5. Pisuna vacaya veramani:
from the root pisaca = fiend, demon
literally demonizing through speech, usually translated as malicious speech, slander

6. Pharusa vacaya veramani:
pharasu = hatchet, axe
rough, harsh, cruel, impolite speech

7. Samphappalapa veramani:
palapa (from which English pollard, via Latin palea) = chaff of corn, frivolous talk pollard = bran shifted from flour; animals who have cast their horns; pruned tree - all of which point to a lack of fecundity dead speech, speech without energy for wholesome growth

8. Abhijjhaya veramani:
abhi = taking possession and mastering, as in English "coming by", and "overcoming". Thus a) facing and aggressing = toward, against, on to, at; and b) mastering = over, along over, out over, on top of. So, an idea of increasing, of intensifying the action implied by the verb. Used to indicate very much, greatly. jjhaya = (Skt. Jha, dhi) shine, perceive, cunning, meditate, contemplate, think upon, brood over, search for, hunt after. covetous, obsessive brooding after

9. Byapada veramani:
vy + a + pad; by, vy, vi = duality, separation, against a way, a place, a position, a thing, a principle, a constituent, a characteristic, etc. ill will, malevolence

10. Micchadittihiya veramani:
miccha = separate, opposite, contrary; mitthu = wrongly, false + ditthi = view, belief, dogma, theory, speculation
Three types of view are enumerated in the canon: micchaditthi, ditthi, and sammaditthi. Ditthi is partial, relative; micchaditthi is opposed to truth; sammaditthi is total view. Ten commonly held views that contradict full understanding are as follows:
1. akiriyavada - not practical, unwise, foolish
2. annan - other
3. antaggahika - anta = anti; gahi = striving, taking up, grasping for, which has been taken into English as the word "end". Antaggahika is what stands against or faces the starting point
4. antanantika - holding views, particularly about finiteness and infiniteness
5. assada - a = negation + sadiyati (Skt. svad) = to taste, to eat, sweetness, enjoyment, satisfaction. Assada = to not taste the satisfying
6. ahetukavada - a + hetu (from hi = impel) = cause, reason, condition. Ahetukavada = doctrine that denies causality
7. uccheda - ud + chid = breaking up, disintegrating, perishing. Doctrine of annihilation
8. bhava - bhu (Skt. earth) = to become. Doctrine of becoming
9. sakkaya - sa + ka = own, personal identity, one's own. Belief in a self
10. sassatavada - doctrine of eternalism; belief that soul and world are eternal

A teaching given by Sakyamuni Buddha to the Brahmin sage Sonadanda, which is recorded in the Digha Nikaya or Long Discourses volume in the Pali canon (The Qualities of a True Brahmin) involves a lively debate about worldly and spiritual worthiness. The wise Sonadanda, accompanied by a number of others of his caste, is visiting the Buddha when the question of how one can recognize a true Brahmin is introduced. The skill with which the Buddha and Sonadanda debate this volatile issue is admirable. At one point several of the Brahmins feel that Sonadanda has forsaken the truth and is - to use modern language - brainwashed by the Buddha. Sonadanda satisfies their fears by using his nephew as an example, as follows:

"Angaka is handsome, good-looking, pleasing, of supremely fair complexion, in form and countenance like a Brahma, of no mean appearance, and there is none in this assembly his equal except the ascetic Gotama. He is a scholar ... I was his mantra teacher. He is well-born on both sides ... I know his parents. But if Angaka were to take life, take what is not given, commit adultery, tell lies and drink strong drink - what would good looks, or mantras, or birth profit him? But it us because a Brahmin is virtuous, ... wise ...: on account of these two points that he can truthfully declare: 'I am a Brahmin.'"

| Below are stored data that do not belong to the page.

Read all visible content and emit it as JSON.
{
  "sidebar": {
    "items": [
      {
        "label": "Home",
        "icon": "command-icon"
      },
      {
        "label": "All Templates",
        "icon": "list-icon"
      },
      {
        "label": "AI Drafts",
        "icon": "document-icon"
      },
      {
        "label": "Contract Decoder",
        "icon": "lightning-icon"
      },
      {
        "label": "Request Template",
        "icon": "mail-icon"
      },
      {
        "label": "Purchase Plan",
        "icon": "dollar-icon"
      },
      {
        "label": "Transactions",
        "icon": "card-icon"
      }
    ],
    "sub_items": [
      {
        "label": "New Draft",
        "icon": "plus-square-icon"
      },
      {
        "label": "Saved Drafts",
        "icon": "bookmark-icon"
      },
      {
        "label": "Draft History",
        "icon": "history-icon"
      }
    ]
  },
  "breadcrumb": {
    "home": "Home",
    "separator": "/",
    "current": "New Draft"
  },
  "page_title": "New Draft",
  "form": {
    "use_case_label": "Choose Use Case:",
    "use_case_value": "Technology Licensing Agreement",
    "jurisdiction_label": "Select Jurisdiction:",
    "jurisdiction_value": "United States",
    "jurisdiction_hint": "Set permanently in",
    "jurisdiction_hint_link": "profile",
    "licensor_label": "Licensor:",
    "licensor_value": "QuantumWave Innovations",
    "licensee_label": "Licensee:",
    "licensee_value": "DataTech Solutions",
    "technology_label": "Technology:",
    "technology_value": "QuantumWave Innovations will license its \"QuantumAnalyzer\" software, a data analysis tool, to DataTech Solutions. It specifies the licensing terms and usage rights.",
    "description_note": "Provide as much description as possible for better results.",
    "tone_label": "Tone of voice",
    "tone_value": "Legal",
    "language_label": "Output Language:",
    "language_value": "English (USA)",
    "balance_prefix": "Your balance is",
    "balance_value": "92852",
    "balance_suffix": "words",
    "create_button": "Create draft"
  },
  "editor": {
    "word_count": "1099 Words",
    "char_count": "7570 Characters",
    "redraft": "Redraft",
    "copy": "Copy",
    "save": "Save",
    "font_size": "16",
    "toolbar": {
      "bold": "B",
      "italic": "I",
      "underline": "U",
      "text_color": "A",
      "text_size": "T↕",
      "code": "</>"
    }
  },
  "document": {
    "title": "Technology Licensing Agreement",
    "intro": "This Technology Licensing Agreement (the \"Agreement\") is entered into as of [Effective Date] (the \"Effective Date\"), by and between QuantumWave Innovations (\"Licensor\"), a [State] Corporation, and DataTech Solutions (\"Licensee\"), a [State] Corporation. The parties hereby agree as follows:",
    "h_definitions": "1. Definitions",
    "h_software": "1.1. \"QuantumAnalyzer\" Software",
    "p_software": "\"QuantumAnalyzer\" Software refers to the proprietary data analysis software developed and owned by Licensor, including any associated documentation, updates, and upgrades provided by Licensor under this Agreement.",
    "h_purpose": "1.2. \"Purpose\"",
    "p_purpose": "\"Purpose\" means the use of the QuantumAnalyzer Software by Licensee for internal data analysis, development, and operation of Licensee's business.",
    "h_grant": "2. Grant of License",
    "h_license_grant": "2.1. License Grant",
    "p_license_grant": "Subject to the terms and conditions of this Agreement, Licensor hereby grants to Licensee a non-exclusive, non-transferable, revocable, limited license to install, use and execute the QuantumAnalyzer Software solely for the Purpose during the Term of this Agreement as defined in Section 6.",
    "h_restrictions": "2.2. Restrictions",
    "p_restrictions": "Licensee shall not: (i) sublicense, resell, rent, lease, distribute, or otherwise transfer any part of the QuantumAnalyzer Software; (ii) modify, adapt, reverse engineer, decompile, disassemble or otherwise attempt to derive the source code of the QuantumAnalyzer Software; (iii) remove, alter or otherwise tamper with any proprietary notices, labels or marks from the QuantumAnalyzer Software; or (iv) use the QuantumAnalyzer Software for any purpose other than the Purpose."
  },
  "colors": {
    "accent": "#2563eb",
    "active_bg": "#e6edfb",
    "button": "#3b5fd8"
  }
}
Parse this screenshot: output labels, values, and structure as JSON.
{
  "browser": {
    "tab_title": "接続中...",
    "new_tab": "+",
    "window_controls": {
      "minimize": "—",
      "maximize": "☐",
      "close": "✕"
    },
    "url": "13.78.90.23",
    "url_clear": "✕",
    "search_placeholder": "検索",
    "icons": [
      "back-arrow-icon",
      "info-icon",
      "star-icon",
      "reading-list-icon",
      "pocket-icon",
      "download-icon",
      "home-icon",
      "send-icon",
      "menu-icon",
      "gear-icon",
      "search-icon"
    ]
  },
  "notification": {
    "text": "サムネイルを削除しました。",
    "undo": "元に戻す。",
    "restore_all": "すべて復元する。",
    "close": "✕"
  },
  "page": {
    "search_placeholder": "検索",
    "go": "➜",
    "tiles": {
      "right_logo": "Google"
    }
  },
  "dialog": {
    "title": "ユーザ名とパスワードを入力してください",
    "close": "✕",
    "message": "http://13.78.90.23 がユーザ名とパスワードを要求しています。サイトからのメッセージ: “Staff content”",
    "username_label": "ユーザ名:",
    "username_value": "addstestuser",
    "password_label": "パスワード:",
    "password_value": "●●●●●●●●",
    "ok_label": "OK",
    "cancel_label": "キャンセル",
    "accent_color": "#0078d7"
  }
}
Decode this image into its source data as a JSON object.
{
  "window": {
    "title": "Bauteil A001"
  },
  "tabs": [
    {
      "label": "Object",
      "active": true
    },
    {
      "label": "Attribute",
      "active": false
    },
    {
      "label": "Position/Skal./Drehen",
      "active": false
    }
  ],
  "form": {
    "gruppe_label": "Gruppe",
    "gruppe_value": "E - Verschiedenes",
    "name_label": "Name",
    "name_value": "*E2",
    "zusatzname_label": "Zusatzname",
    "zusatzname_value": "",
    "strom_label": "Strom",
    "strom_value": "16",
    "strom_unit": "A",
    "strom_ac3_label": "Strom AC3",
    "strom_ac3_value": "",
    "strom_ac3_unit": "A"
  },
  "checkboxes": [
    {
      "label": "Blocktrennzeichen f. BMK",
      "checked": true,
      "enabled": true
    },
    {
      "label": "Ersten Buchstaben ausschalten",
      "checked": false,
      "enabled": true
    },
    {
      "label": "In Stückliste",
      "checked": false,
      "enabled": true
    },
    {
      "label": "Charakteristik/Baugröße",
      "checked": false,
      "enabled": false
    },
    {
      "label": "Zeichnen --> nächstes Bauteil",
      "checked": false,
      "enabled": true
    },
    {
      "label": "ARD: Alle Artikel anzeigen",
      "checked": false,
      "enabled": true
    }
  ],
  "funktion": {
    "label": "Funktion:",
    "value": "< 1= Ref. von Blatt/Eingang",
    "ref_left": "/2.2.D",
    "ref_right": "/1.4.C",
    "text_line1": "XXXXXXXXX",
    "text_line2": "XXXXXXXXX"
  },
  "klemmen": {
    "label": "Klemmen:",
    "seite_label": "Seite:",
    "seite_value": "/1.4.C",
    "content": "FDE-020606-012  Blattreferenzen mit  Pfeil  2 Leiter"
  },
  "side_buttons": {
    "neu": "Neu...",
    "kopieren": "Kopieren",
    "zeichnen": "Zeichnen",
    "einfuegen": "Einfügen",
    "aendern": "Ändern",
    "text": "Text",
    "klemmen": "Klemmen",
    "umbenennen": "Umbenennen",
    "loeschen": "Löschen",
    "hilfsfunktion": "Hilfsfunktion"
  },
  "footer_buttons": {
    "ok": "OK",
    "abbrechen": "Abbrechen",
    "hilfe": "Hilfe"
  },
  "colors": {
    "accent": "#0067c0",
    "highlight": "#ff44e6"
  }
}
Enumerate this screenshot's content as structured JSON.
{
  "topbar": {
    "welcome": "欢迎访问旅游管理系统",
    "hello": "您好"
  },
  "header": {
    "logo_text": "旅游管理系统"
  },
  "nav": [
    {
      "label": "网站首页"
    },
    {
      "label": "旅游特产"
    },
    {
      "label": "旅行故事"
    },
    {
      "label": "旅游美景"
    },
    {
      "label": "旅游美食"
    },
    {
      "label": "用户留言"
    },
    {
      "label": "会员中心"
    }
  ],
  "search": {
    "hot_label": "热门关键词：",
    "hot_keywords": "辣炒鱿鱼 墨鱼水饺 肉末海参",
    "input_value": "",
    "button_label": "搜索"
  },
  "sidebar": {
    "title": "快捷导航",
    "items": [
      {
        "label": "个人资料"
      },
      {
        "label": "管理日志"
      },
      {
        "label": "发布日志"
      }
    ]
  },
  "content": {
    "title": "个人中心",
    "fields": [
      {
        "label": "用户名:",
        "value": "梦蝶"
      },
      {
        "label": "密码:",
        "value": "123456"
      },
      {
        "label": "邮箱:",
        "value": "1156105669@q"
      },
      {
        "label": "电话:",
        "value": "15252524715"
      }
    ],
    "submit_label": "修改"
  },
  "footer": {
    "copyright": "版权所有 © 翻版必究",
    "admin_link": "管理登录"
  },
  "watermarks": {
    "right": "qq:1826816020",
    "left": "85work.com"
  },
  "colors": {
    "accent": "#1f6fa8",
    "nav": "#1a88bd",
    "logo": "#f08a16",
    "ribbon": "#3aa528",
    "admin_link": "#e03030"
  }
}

"But, Brahmin, if one were to omit one of these two points, could one truthfully declare: 'I am a Brahmin'?"

"No, Gotama. For wisdom is purified by morality, and morality is purified by wisdom: where one is, the other is, the moral man has wisdom and the wise man has morality, and the combination of morality and wisdom is called the highest thing in the world. Just as one hand washes the other, so wisdom is purified by morality and this combination is called the highest thing in the world."